Last summer, sometime in the depths of August, Vogue.com published a small report from Copenhagen Fashion Week declaring loudly that flip flops—Havianas, specifically— were back. Because it was August and the news was slow, this blog made a small, nearly imperceptible splash and then disappeared. I did not see flip flops on the feet of fashionable women clomping the cobblestones of Soho in New York City or anywhere else, really, except at the beach. Autumn arrived, then winter, then something approximating spring, and now here I am: Roughly one year later, all I ever want to do is wear flip flops for the summer. I am back, baby. Flip flops are good.

When I breathlessly reported my findings to Features Editor Stassa Edwards, I did not hear her sigh, but I felt it: “Yes, flip-flops are good,” she said. “I live in Florida. I wear flip-flops all the time.” Certainly there are many other places in this country in which a flip-flop is an acceptable shoe for everyday use, but in those places, one probably drives. In New York, the cursed city I have chosen to make my home, the streets are filthy, covered in a slick of rat pee, garbage juice, and discarded Juul pods. Sandals are tricky if you care about hygiene; the cork footbed of a Birkenstock provides a thick layer of protection from the street as does the foam of a Teva or other sport sandal repurposed for fashion. But if you care about comfort and feel strongly that shoes are the devil’s work, then flip-flops are the answer.

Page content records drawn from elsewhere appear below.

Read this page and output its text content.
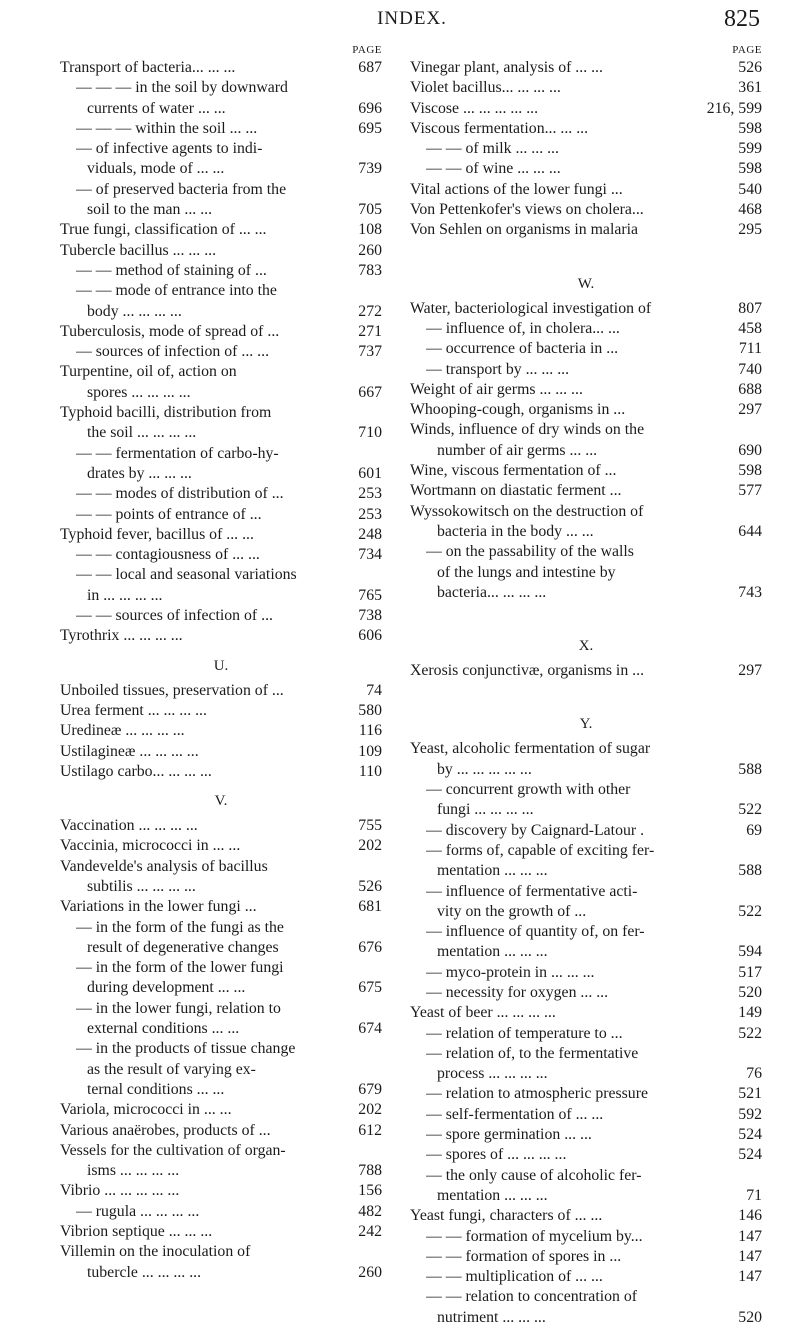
INDEX.	825
PAGE
Transport of bacteria... ... ...	687
— — — in the soil by downward
currents of water ... ...	696
— — — within the soil ... ...	695
— of infective agents to indi-
viduals, mode of ... ...	739
— of preserved bacteria from the
soil to the man ... ...	705
True fungi, classification of ... ...	108
Tubercle bacillus ... ... ...	260
— — method of staining of ...	783
— — mode of entrance into the
body ... ... ... ...	272
Tuberculosis, mode of spread of ...	271
— sources of infection of ... ...	737
Turpentine, oil of, action on
spores ... ... ... ...	667
Typhoid bacilli, distribution from
the soil ... ... ... ...	710
— — fermentation of carbo-hy-
drates by ... ... ...	601
— — modes of distribution of ...	253
— — points of entrance of ...	253
Typhoid fever, bacillus of ... ...	248
— — contagiousness of ... ...	734
— — local and seasonal variations
in ... ... ... ...	765
— — sources of infection of ...	738
Tyrothrix ... ... ... ...	606
U.
Unboiled tissues, preservation of ...	74
Urea ferment ... ... ... ...	580
Uredineæ ... ... ... ...	116
Ustilagineæ ... ... ... ...	109
Ustilago carbo... ... ... ...	110
V.
Vaccination ... ... ... ...	755
Vaccinia, micrococci in ... ...	202
Vandevelde's analysis of bacillus
subtilis ... ... ... ...	526
Variations in the lower fungi ...	681
— in the form of the fungi as the
result of degenerative changes	676
— in the form of the lower fungi
during development ... ...	675
— in the lower fungi, relation to
external conditions ... ...	674
— in the products of tissue change
as the result of varying ex-
ternal conditions ... ...	679
Variola, micrococci in ... ...	202
Various anaërobes, products of ...	612
Vessels for the cultivation of organ-
isms ... ... ... ...	788
Vibrio ... ... ... ... ...	156
— rugula ... ... ... ...	482
Vibrion septique ... ... ...	242
Villemin on the inoculation of
tubercle ... ... ... ...	260
PAGE
Vinegar plant, analysis of ... ...	526
Violet bacillus... ... ... ...	361
Viscose ... ... ... ... ...	216, 599
Viscous fermentation... ... ...	598
— — of milk ... ... ...	599
— — of wine ... ... ...	598
Vital actions of the lower fungi ...	540
Von Pettenkofer's views on cholera...	468
Von Sehlen on organisms in malaria	295
W.
Water, bacteriological investigation of	807
— influence of, in cholera... ...	458
— occurrence of bacteria in ...	711
— transport by ... ... ...	740
Weight of air germs ... ... ...	688
Whooping-cough, organisms in ...	297
Winds, influence of dry winds on the
number of air germs ... ...	690
Wine, viscous fermentation of ...	598
Wortmann on diastatic ferment ...	577
Wyssokowitsch on the destruction of
bacteria in the body ... ...	644
— on the passability of the walls
of the lungs and intestine by
bacteria... ... ... ...	743
X.
Xerosis conjunctivæ, organisms in ...	297
Y.
Yeast, alcoholic fermentation of sugar
by ... ... ... ... ...	588
— concurrent growth with other
fungi ... ... ... ...	522
— discovery by Caignard-Latour .	69
— forms of, capable of exciting fer-
mentation ... ... ...	588
— influence of fermentative acti-
vity on the growth of ...	522
— influence of quantity of, on fer-
mentation ... ... ...	594
— myco-protein in ... ... ...	517
— necessity for oxygen ... ...	520
Yeast of beer ... ... ... ...	149
— relation of temperature to ...	522
— relation of, to the fermentative
process ... ... ... ...	76
— relation to atmospheric pressure	521
— self-fermentation of ... ...	592
— spore germination ... ...	524
— spores of ... ... ... ...	524
— the only cause of alcoholic fer-
mentation ... ... ...	71
Yeast fungi, characters of ... ...	146
— — formation of mycelium by...	147
— — formation of spores in ...	147
— — multiplication of ... ...	147
— — relation to concentration of
nutriment ... ... ...	520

Hygienic concerns, like the ones voiced by Leah Chernikoff at Elle.com in 2018, are valid. “In my cub reporter days at the New York Daily News I set out for a weekend in the city wearing a brand new pair of flip-flops and then sent them into a lab to be tested for bacteria. They came back with nearly 14,000 strains of bacteria including staph.,” she writes. My passion for flip-flops outweighs any health risks because disease and pestilence is everywhere. The subway rails, which I hold onto for dear life, are likely also covered in poo and have provided a home in the past for a host of nauseating objects, including but not limited to a used condom festooned and flapping like a 4th of July banner in a summer breeze.

At the risk of sounding like a fashion editor (ha ha ha!) whose brain has been addled by trendspotting, there really is something kind of chic about them? You’re going to the beach, but you’re also going to the mall, but before you do either, you’re headed to your job where you will sit at a computer and type for eight hours, kicking off your shoes under your desk and wiggling your little piggies. Life is nothing more than long stretches of mind numbing boredom, punctuated by moments of rapture and despair. Why not be comfortable in the interim?

Flip-flops are as close to being barefoot as is socially acceptable. Occasionally a thin scum reveals itself on the foot once the flip-flop is kicked off, but rather than ASSUMING that it’s poop and staph infections, I reassure myself that it is nothing more than foot sweat, congealed. Disgusting, sure, but comfortable? Yes.